No se entiende el sentido de lo que está ocurriendo hoy en Israel si no se comprende que el Sionismo constituye una doble negación de la realidad histórica del Judaísmo. No solo porque, al transferir a los judíos el Estado-nación de los cristianos, el Sionismo representa la culminación de ese proceso de asimilación que, desde finales del siglo XVIII, ha ido borrando progresivamente la identidad judía. Lo decisivo es que, como ha demostrado Amnon Raz-Krakotzkin en un estudio ejemplar, en la base de la conciencia sionista hay otra negación, la negación del Galut, es decir, del exilio como principio común a todas las formas históricas del Judaísmo tal como lo conocemos.
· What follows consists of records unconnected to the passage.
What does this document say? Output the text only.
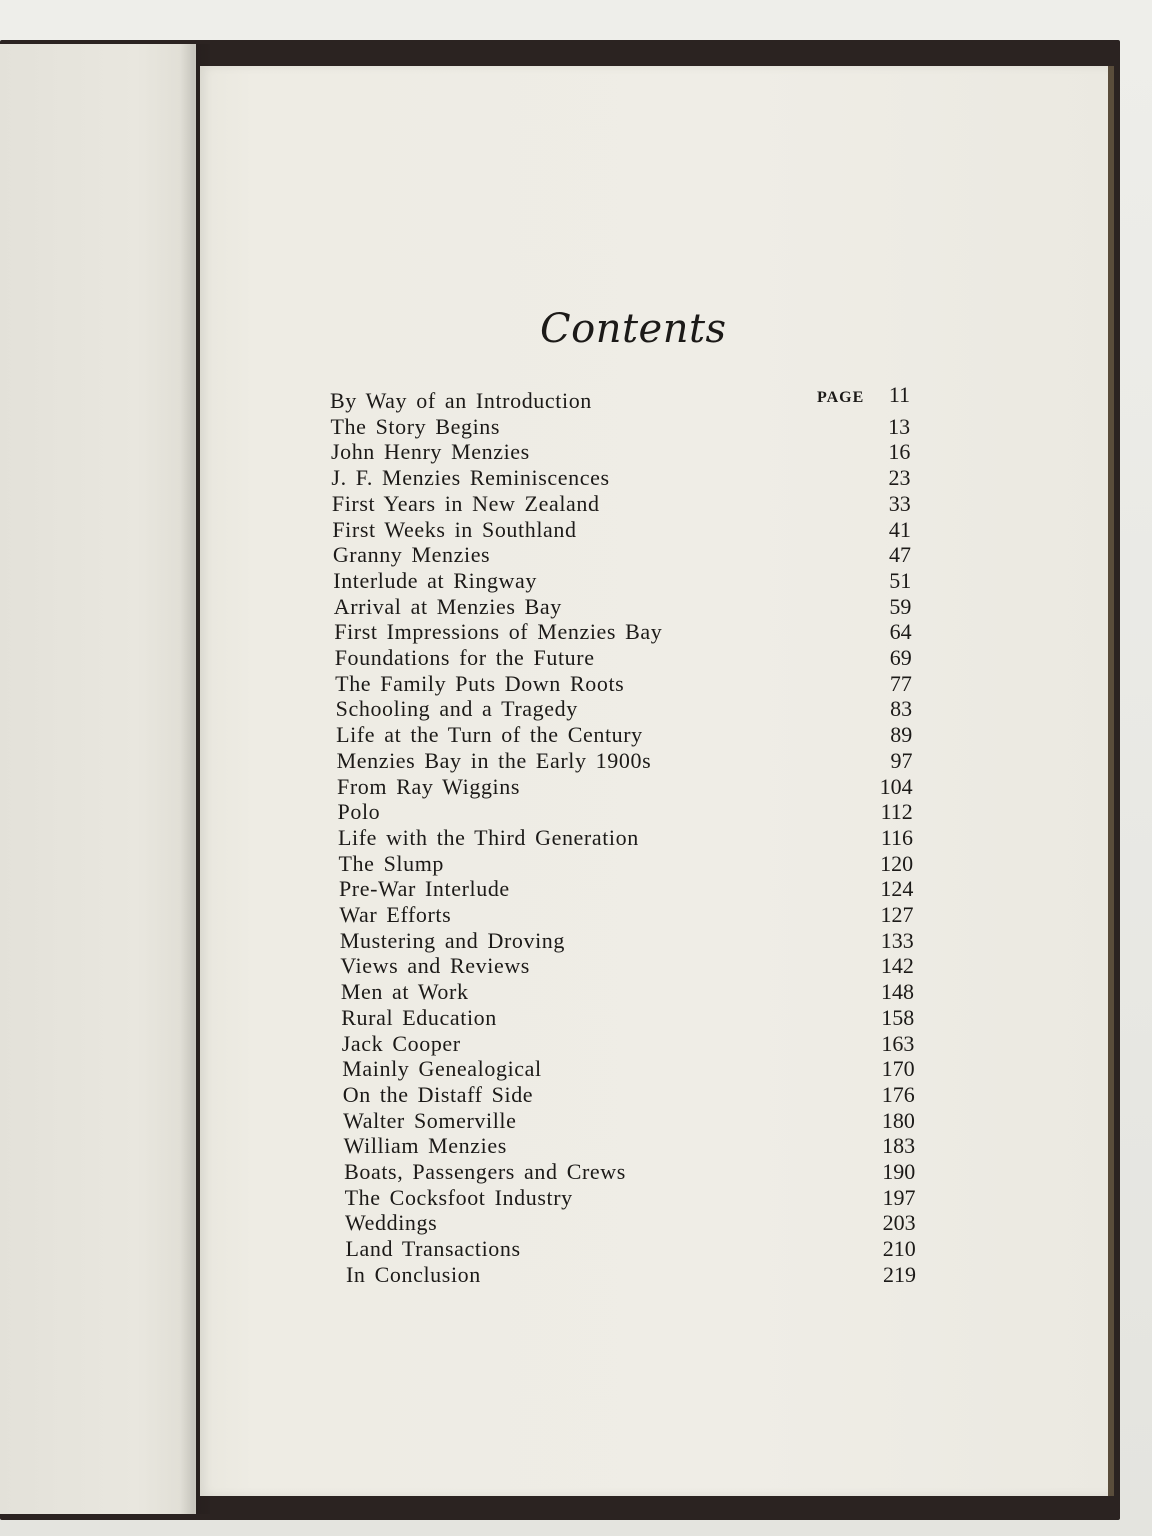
Contents
PAGE
By Way of an Introduction	11
The Story Begins	13
John Henry Menzies	16
J. F. Menzies Reminiscences	23
First Years in New Zealand	33
First Weeks in Southland	41
Granny Menzies	47
Interlude at Ringway	51
Arrival at Menzies Bay	59
First Impressions of Menzies Bay	64
Foundations for the Future	69
The Family Puts Down Roots	77
Schooling and a Tragedy	83
Life at the Turn of the Century	89
Menzies Bay in the Early 1900s	97
From Ray Wiggins	104
Polo	112
Life with the Third Generation	116
The Slump	120
Pre-War Interlude	124
War Efforts	127
Mustering and Droving	133
Views and Reviews	142
Men at Work	148
Rural Education	158
Jack Cooper	163
Mainly Genealogical	170
On the Distaff Side	176
Walter Somerville	180
William Menzies	183
Boats, Passengers and Crews	190
The Cocksfoot Industry	197
Weddings	203
Land Transactions	210
In Conclusion	219
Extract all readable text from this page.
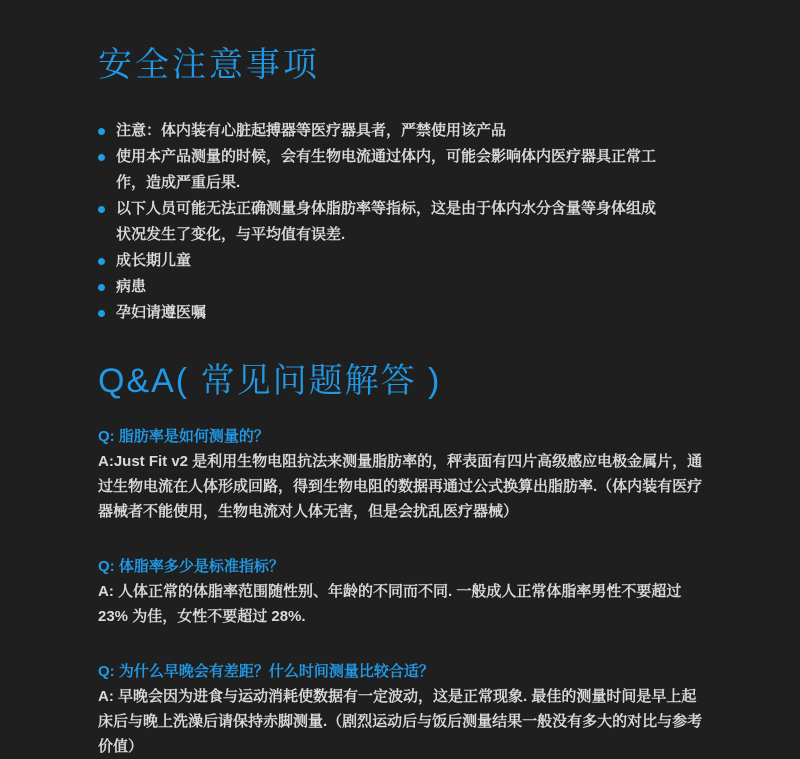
安全注意事项
注意：体内装有心脏起搏器等医疗器具者，严禁使用该产品
使用本产品测量的时候，会有生物电流通过体内，可能会影响体内医疗器具正常工作，造成严重后果.
以下人员可能无法正确测量身体脂肪率等指标，这是由于体内水分含量等身体组成状况发生了变化，与平均值有误差.
成长期儿童
病患
孕妇请遵医嘱
Q&A( 常见问题解答 )

Q: 脂肪率是如何测量的？

A:Just Fit v2 是利用生物电阻抗法来测量脂肪率的，秤表面有四片高级感应电极金属片，通过生物电流在人体形成回路，得到生物电阻的数据再通过公式换算出脂肪率.（体内装有医疗器械者不能使用，生物电流对人体无害，但是会扰乱医疗器械）

Q: 体脂率多少是标准指标？

A: 人体正常的体脂率范围随性别、年龄的不同而不同. 一般成人正常体脂率男性不要超过 23% 为佳，女性不要超过 28%.

Q: 为什么早晚会有差距？什么时间测量比较合适？

A: 早晚会因为进食与运动消耗使数据有一定波动，这是正常现象. 最佳的测量时间是早上起床后与晚上洗澡后请保持赤脚测量.（剧烈运动后与饭后测量结果一般没有多大的对比与参考价值）
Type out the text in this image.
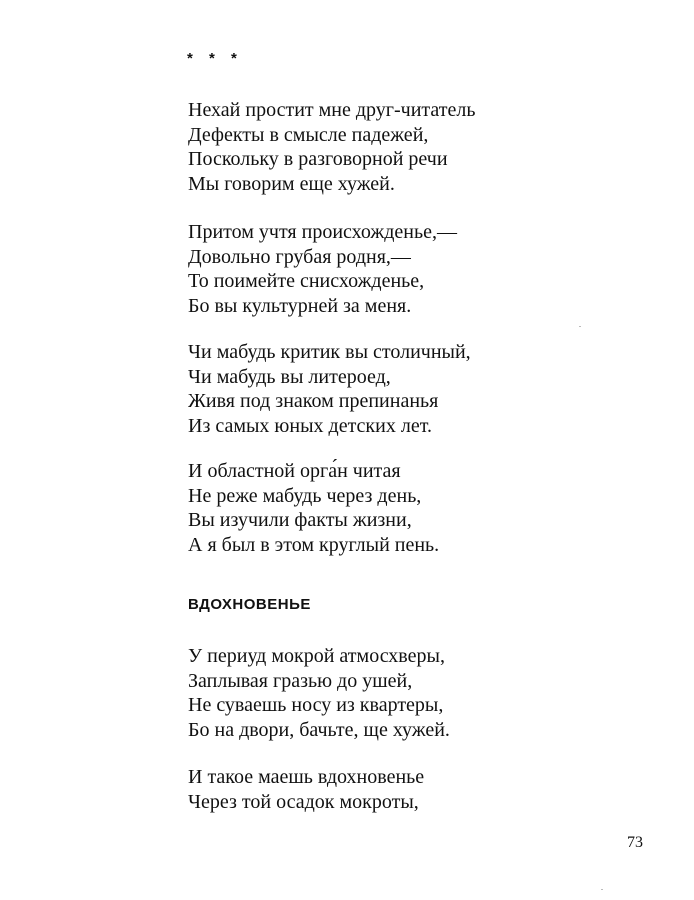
* * *
Нехай простит мне друг-читатель
Дефекты в смысле падежей,
Поскольку в разговорной речи
Мы говорим еще хужей.
Притом учтя происхожденье,—
Довольно грубая родня,—
То поимейте снисхожденье,
Бо вы культурней за меня.
Чи мабудь критик вы столичный,
Чи мабудь вы литероед,
Живя под знаком препинанья
Из самых юных детских лет.
И областной орга́н читая
Не реже мабудь через день,
Вы изучили факты жизни,
А я был в этом круглый пень.
ВДОХНОВЕНЬЕ
У периуд мокрой атмосхверы,
Заплывая гразью до ушей,
Не суваешь носу из квартеры,
Бо на двори, бачьте, ще хужей.
И такое маешь вдохновенье
Через той осадок мокроты,
73
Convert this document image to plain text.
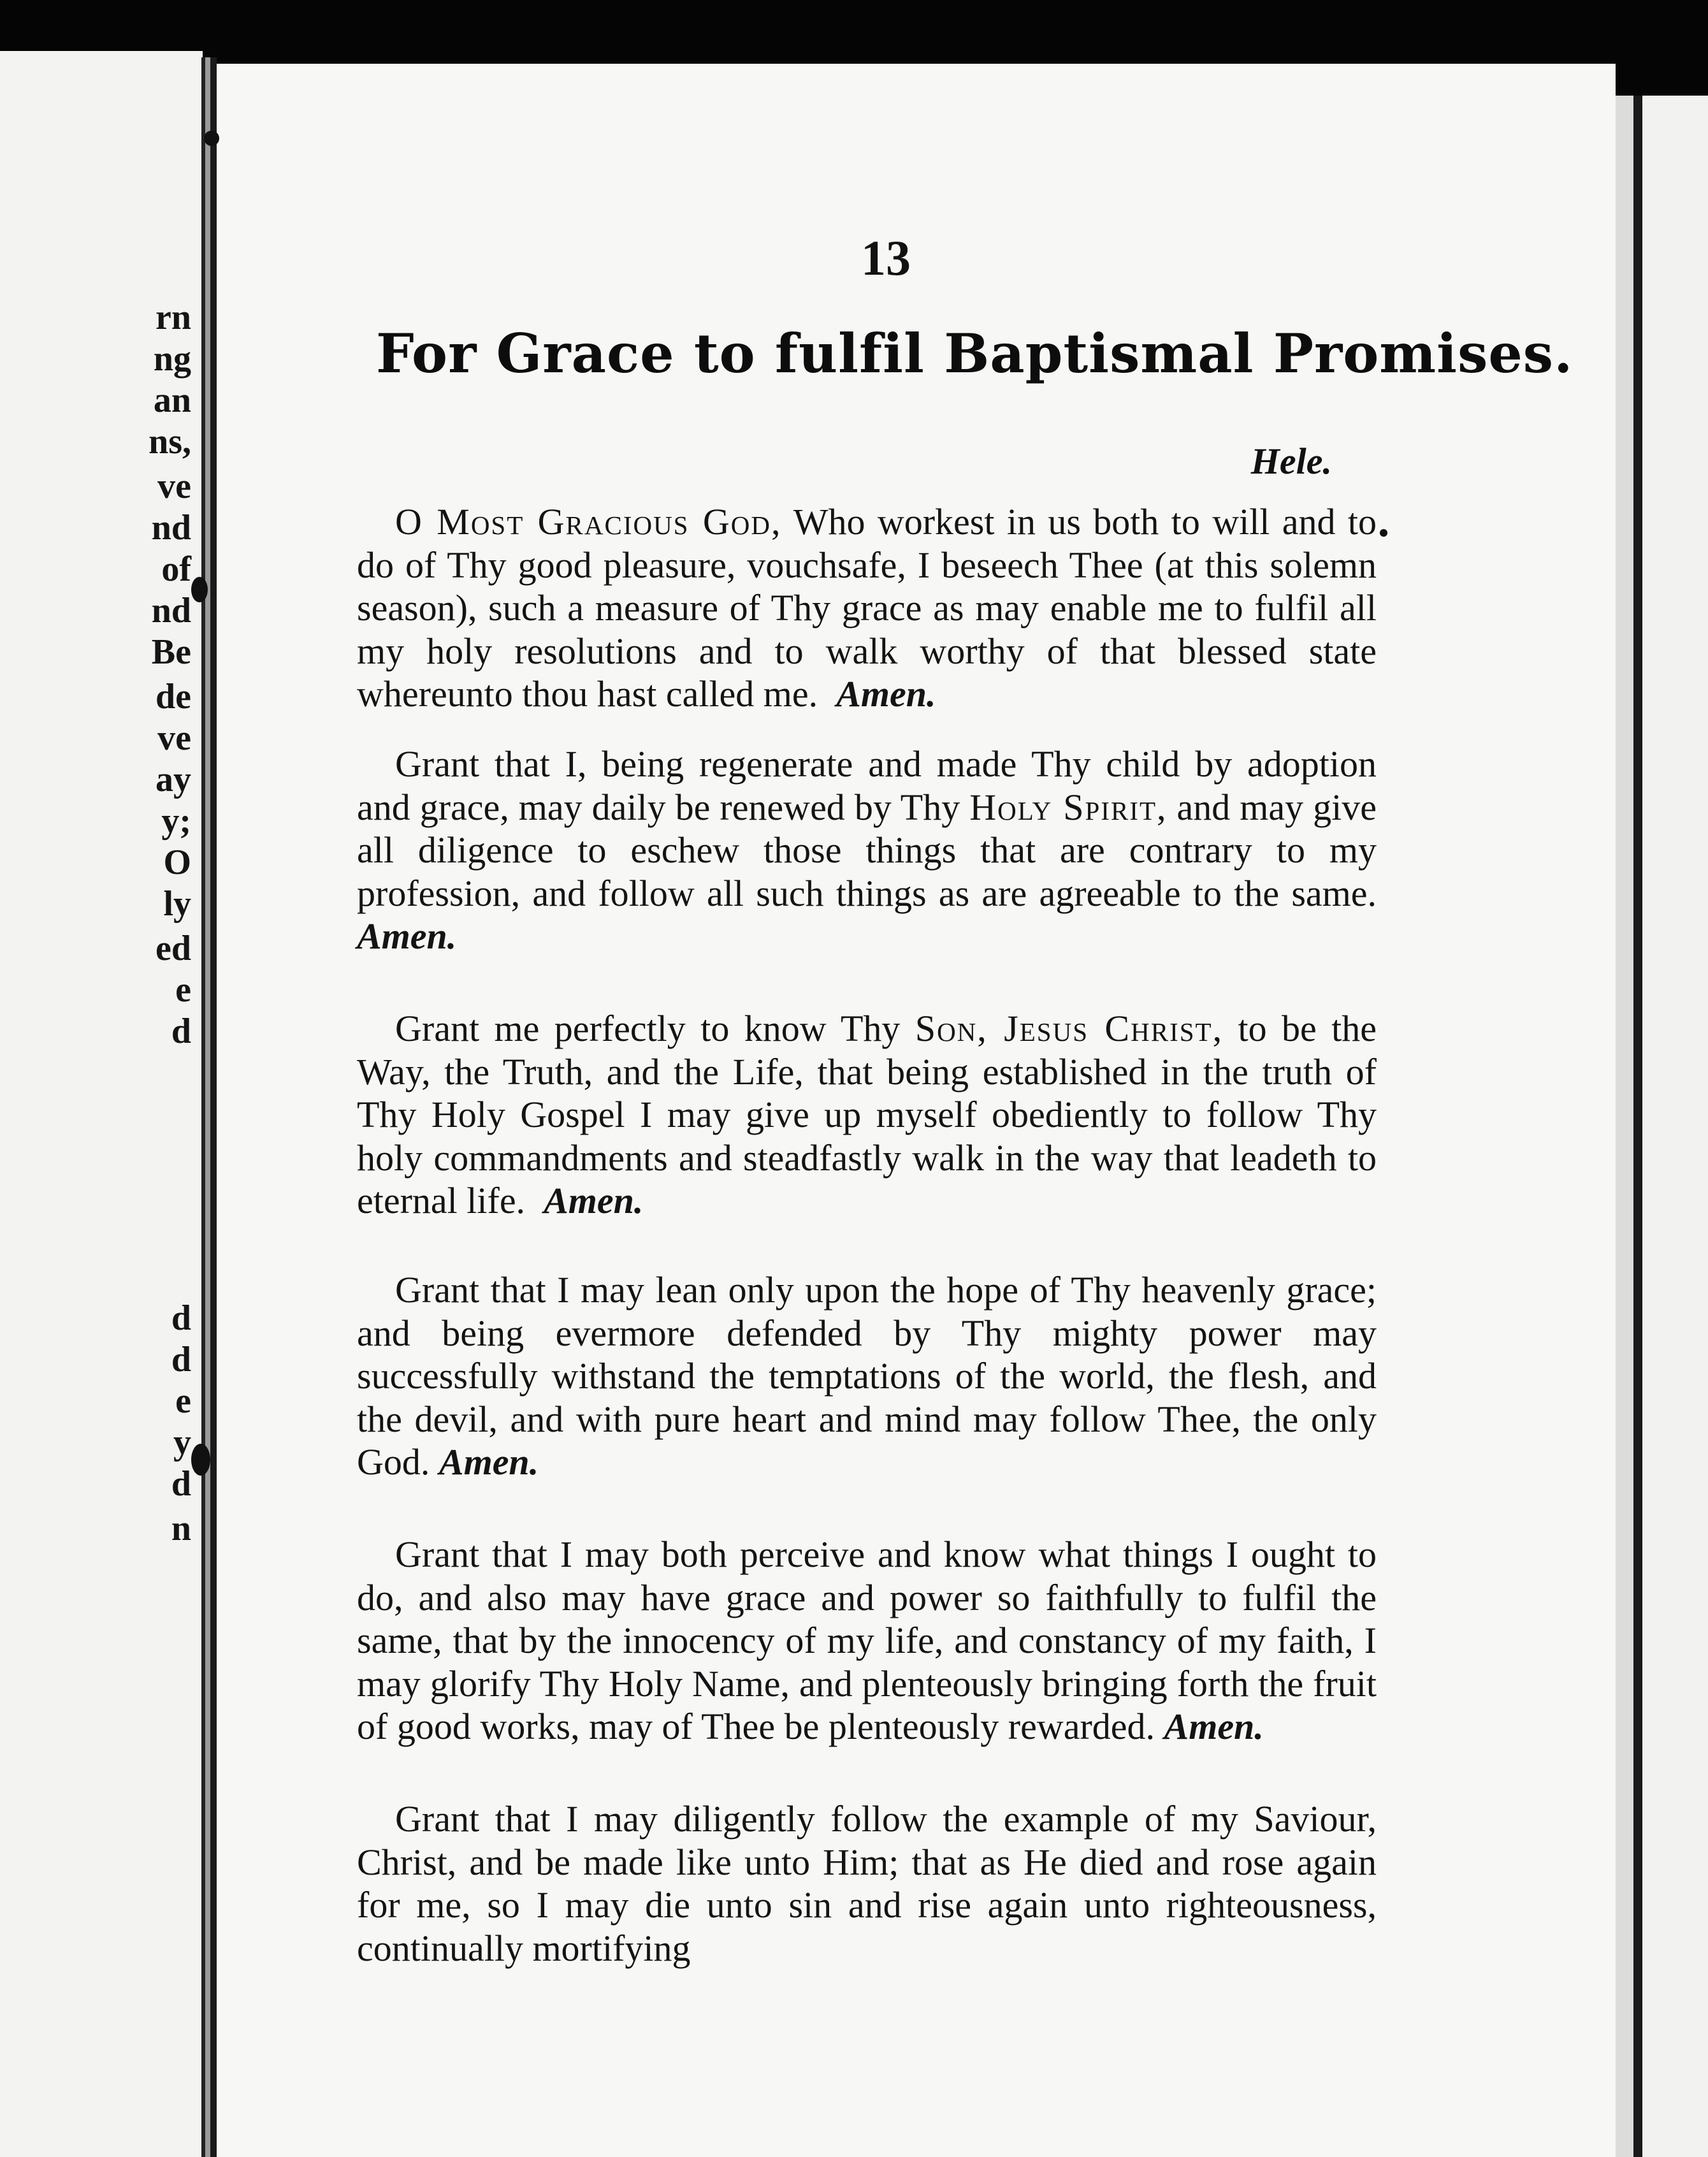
rn
ng
an
ns,
ve
nd
of
nd
Be
de
ve
ay
y;
O
ly
ed
e
d
d
d
e
y
d
n
13
For Grace to fulfil Baptismal Promises.
Hele.
O Most Gracious God, Who workest in us both to will and to do of Thy good pleasure, vouchsafe, I beseech Thee (at this solemn season), such a measure of Thy grace as may enable me to fulfil all my holy resolutions and to walk worthy of that blessed state whereunto thou hast called me. Amen.
Grant that I, being regenerate and made Thy child by adoption and grace, may daily be renewed by Thy Holy Spirit, and may give all diligence to eschew those things that are contrary to my profession, and follow all such things as are agreeable to the same. Amen.
Grant me perfectly to know Thy Son, Jesus Christ, to be the Way, the Truth, and the Life, that being established in the truth of Thy Holy Gospel I may give up myself obediently to follow Thy holy commandments and steadfastly walk in the way that leadeth to eternal life. Amen.
Grant that I may lean only upon the hope of Thy heavenly grace; and being evermore defended by Thy mighty power may successfully withstand the temptations of the world, the flesh, and the devil, and with pure heart and mind may follow Thee, the only God. Amen.
Grant that I may both perceive and know what things I ought to do, and also may have grace and power so faithfully to fulfil the same, that by the innocency of my life, and constancy of my faith, I may glorify Thy Holy Name, and plenteously bringing forth the fruit of good works, may of Thee be plenteously rewarded. Amen.
Grant that I may diligently follow the example of my Saviour, Christ, and be made like unto Him; that as He died and rose again for me, so I may die unto sin and rise again unto righteousness, continually mortifying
Los fundamentos de la concepción del exilio son anteriores a la destrucción del Segundo Templo y ya están presentes en la literatura bíblica. El exilio es la forma misma de la existencia de los judíos en la tierra, y toda la tradición judía, desde la Mishná hasta el Talmud, desde la arquitectura de la sinagoga hasta la memoria de los eventos bíblicos, ha sido concebida y vivida en la perspectiva del exilio. Para un judío ortodoxo, incluso los judíos que viven en el estado de Israel están en el exilio. Y el Estado según la Torá, que los judíos esperan con la llegada del Mesías, no tiene nada que ver con un estado nacional moderno, tanto es así que en su centro están precisamente la reconstrucción del Templo y la restauración de los sacrificios, de los que el estado de Israel ni siquiera quiere oír hablar.
Y es bueno no olvidar que el exilio según el Judaísmo no es solo la condición de los judíos, sino que concierne a la condición deficiente del mundo en su integridad. Según algunos cabalistas, entre ellos Luria, el exilio define la situación misma de la divinidad, que creó el mundo exiliándose de sí misma, y este exilio durará hasta la llegada del Tikkun, es decir, la restauración del orden original.
Es precisamente esta aceptación sin reservas del exilio, con el rechazo que implica de cualquier forma presente de estatalidad, lo que fundamenta la superioridad de los judíos respecto a las religiones y los pueblos que se han comprometido con el Estado. Los judíos son, junto con los gitanos, el único pueblo que ha rechazado la forma estado, no ha librado guerras y nunca se ha manchado con la sangre de otros pueblos.
Al negar radicalmente el exilio y la diáspora en nombre de un estado nacional, el Sionismo ha traicionado, por tanto, la esencia misma del Judaísmo. No debemos sorprendernos entonces si esta eliminación ha producido otro exilio, el de los palestinos, y ha llevado al estado de Israel a identificarse con las formas más extremas y despiadadas del Estado-nación moderno. La tenaz reivindicación de la historia, de la que la diáspora según los sionistas habría excluido a los judíos, va en la misma dirección. Pero esto puede significar que el Judaísmo, que no había muerto en Auschwitz, quizás conozca hoy su fin.